The Madison Opera launched its new season at Overture Hall last night with Turandot. For once, I was ahead of the game and ordered tickets early enough this summer to get front row mezz seats, positioned just right of centerstage. My husband was primed for this performance of his favorite opera, but I needed to do a little work to inoculate myself from my usual reaction to Puccini heroines ('oh, get over yourself'), so I spent some time this past week listening to my husband's vinyls of Turandot in its Nilsson I and Nilsson II incarnations. (As it turns out, I prefer the orchestra under Leinsdorf [Nilsson I] over Molinari-Pradelli [Nilsson II], but Franco Corelli's Calaf [Nilsson II] is the one that softens my frosty heart.)
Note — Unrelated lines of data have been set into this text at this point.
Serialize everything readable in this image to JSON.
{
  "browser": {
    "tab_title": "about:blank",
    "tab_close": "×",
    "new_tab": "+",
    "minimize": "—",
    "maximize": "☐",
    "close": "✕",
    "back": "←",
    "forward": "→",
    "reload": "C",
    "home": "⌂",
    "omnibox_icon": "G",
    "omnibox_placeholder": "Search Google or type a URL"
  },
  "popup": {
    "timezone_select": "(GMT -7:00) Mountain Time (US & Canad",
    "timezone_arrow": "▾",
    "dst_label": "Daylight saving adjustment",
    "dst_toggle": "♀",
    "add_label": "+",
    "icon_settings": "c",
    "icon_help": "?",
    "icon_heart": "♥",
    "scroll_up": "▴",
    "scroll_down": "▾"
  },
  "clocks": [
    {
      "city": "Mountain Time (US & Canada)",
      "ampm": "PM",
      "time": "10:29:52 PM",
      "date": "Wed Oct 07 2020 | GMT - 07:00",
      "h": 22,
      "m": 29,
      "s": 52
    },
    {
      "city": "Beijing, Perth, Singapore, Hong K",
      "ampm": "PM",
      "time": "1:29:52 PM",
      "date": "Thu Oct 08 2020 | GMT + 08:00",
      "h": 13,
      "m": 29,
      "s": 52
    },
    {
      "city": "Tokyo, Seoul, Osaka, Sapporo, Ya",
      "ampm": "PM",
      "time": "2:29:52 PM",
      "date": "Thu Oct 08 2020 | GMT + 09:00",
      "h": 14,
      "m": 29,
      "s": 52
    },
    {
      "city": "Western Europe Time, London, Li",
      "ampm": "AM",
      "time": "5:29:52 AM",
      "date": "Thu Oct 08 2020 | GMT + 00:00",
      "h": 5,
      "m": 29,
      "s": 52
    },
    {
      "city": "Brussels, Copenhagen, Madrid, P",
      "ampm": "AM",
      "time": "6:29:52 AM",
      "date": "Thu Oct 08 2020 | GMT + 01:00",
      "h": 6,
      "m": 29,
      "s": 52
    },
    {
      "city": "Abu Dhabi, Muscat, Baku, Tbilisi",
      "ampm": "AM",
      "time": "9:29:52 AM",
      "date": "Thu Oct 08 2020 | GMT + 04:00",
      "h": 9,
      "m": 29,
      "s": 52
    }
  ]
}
The best word for the performance: wow. The David Hockney sets were brilliant, a cartoony hallucination of bright colors and exaggerated shadows. The Madison Symphony played gorgeously from the sunken orchestra pit (which fronts the entire stage, rather than being sited off to one side of the hall, and was nicely visible from our seats), with the discipline needed to give meaningful form and shape to the music (which is sometimes a challenge with Puccini, I think). And the singing was universally superb. Ted Lee (the tenor from Korea...paisan! sort of) sang a wonderful Calaf with powerful yet subtly calibrated emotions, and, yes, his "Nessum dorma" actually sent shivers down my spine. Barbara Quintiliani's Liù really stood out (which was no small feat given the array of exceptional performers) with a voice that tenderly drew the listener in. And the ministers Ping, Pang, Pong (Frank Hernandez, Joel Burcham, Matthew Lord) moved nimbly from comic relief to the brief yet beautiful (and my favorite) interlude of "Ho una casa nell'Honan":
I have a house in Honan
with a little pond so blue,
all surrounded by bamboo,
And here I am, wasting my life,
racking my brains over sacred books...
It was wonderful to experience Overture Hall for the first time with such a thrilling performance. But I have a bone to pick with Signore Puccini (or shall we blame Franco Albano, who completed the opera after Puccini's death): I hate this story. Turandot, the cruel, murderous, man-hating ice princess (a combo of the goddess Diana and Andrea Dworkin, if you get the picture), gets to ride off into a happily-ever-after sunset with Calaf, who suffers permanent terminal brain suction from the second he's in her presence. Feh. I'm not saying that Liù, the faithful, humble, loving slave girl who worships and sacrifices herself for Calaf, should have ended up with him, because that would have been bogus too. But Turandot's false and unjust transformation just...bugs me, and as for Calaf, I guess he never gets to learn that ugly is as ugly does.
Yes, beautiful,haunting music, and one very cold story. Our sympathies are with Liu, and the father, but hardly for the princess or the man who woos her.
There was a review in Sunday's NYT Book Review about a new translation of the first five books of the Bible. The reviewer remarked that the translator, in his opening commentary, doesn't gloss over the details of stories like Abraham about to slaughter his son Isaac, which we almost don't see.
I mention that because sometimes stories in Genesis and definitely stories in operas have to be secondary to the music of the story.
BTW, I have a hard time with both Rigoletto and Il Travatore, too, when I am looking closely at the story.
Posted by: Don | October 23, 2004 at 04:32 PM
It's funny how undeserved happiness in the story arc bothers me so much more than a tragic fate befalling sympathetic characters. Liu was the character I liked the best (of course), and I should have also mentioned in the post that Timur was wonderfully sung and acted by Robert Charles Austin. There's an interesting bit from the program notes, which says that at the opera's premiere at LaScala, Toscanini ended the opera with the funeral procession for Liu, that being the last of Puccini's music. For me, I think that would have ended things on a high note (er, so to speak), especially with Timur's most poignant line: "I will follow to rest beside you in the night which knows no dawn!".